T’aimer

Je ne peux pas t’aimer plus qu’à cet instant.

Tes cheveux virevoltent au-dessus de ta tête.
Tes joues sont rouges, à cause du vent glacé.
Tu es emmitouflée dans ta grosse veste de bûcheron verte. Celle que tu aimes tant.
Pourtant, elle est trop grande, trop large. Mais elle protège tes mains du vent.
Toujours ce vent.

Ce vent qui souffle fort depuis maintenant des jours et des jours.
Ce vent qui rend fou.
Nous l’entendons la nuit, à travers nos fenêtres mal isolées.
Il fait bouger les branches des arbres. Certaines touchent le toit de notre maison. Une sorte de grattement vaguement inquiétant. Comme si quelqu’un grattait le bois de nos volets, nuit et jour.
Notre maison.
Ces deux mots, ensembles, provoquent chez moi un sourire immense.

Pourtant, elle n’est pas grande. Certains diraient même qu’il s’agit d’une cabane en pierre.
Elle est perchée, là, en haut des collines.
Elle résiste à ce maudit vent depuis 1856. Du moins, c’est ce que dit la grosse pierre sombre au-dessus de notre porte.
Avant nous, elle est restée 20 ans inhabitée. Les anciens propriétaires venaient, de temps en temps, pour les vacances.
Une parenthèse loin de leur vie parisienne trépidante.
Loin des théâtres, clubs, bars et restaurants.

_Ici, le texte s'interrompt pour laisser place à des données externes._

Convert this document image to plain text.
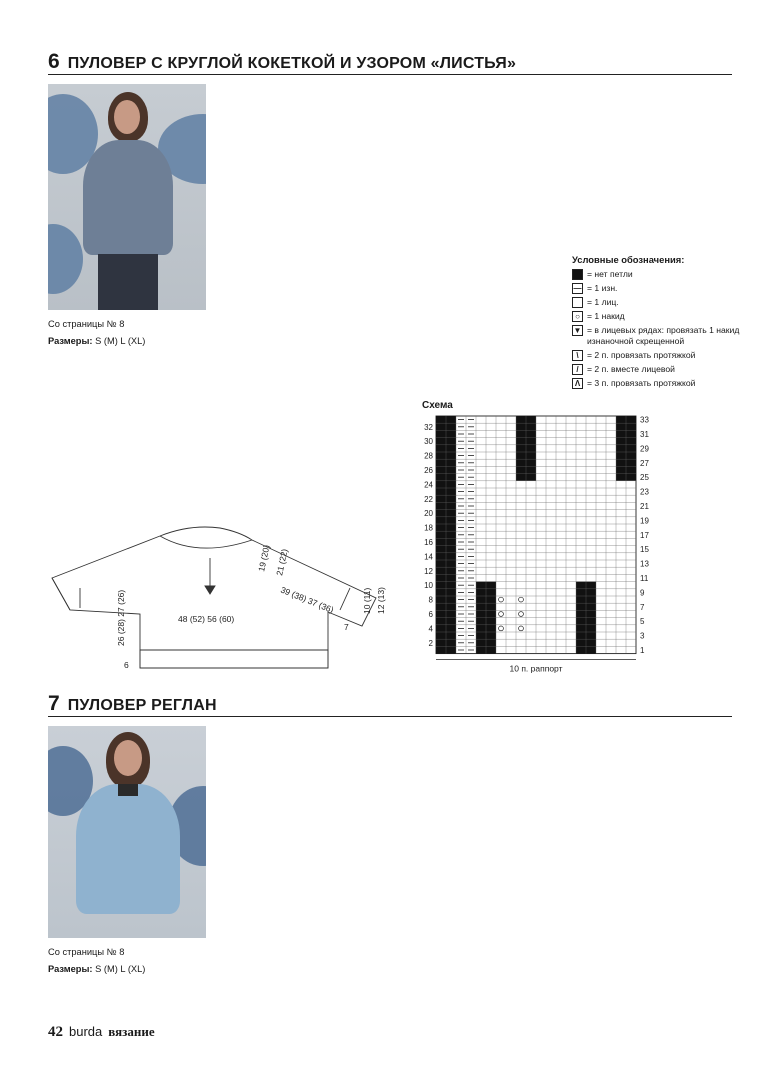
6 ПУЛОВЕР С КРУГЛОЙ КОКЕТКОЙ И УЗОРОМ «ЛИСТЬЯ»

Со страницы № 8

Размеры: S (M) L (XL)

48 (52) 56 (60)
26 (28) 27 (26)
6
19 (20) 21 (22)
39 (38) 37 (36)
7
10 (11) 12 (13)
Схема
2
4
6
8
10
12
14
16
18
20
22
24
26
28
30
32
1
3
5
7
9
11
13
15
17
19
21
23
25
27
29
31
33
10 п. раппорт
Условные обозначения:
= нет петли
— = 1 изн.
= 1 лиц.
○ = 1 накид
▼ = в лицевых рядах: провязать 1 накид изнаночной скрещенной
\ = 2 п. провязать протяжкой
/ = 2 п. вместе лицевой
Λ = 3 п. провязать протяжкой
7 ПУЛОВЕР РЕГЛАН

Со страницы № 8

Размеры: S (M) L (XL)

42 burda вязание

Mais plus de 300 jours par an, elle était vide, notre maison.
La cheminée ne réchauffait personne, le grand lit dans la petite chambre restait vide.
Personne n’utilisait la belle baignoire. Personne ne prenait le temps de cuisiner et la maison sentait la poussière et le vieux.
Je ne saurais dire, précisément, ce qu’est l’odeur du « vieux » … Mais notre maison en avait l’odeur.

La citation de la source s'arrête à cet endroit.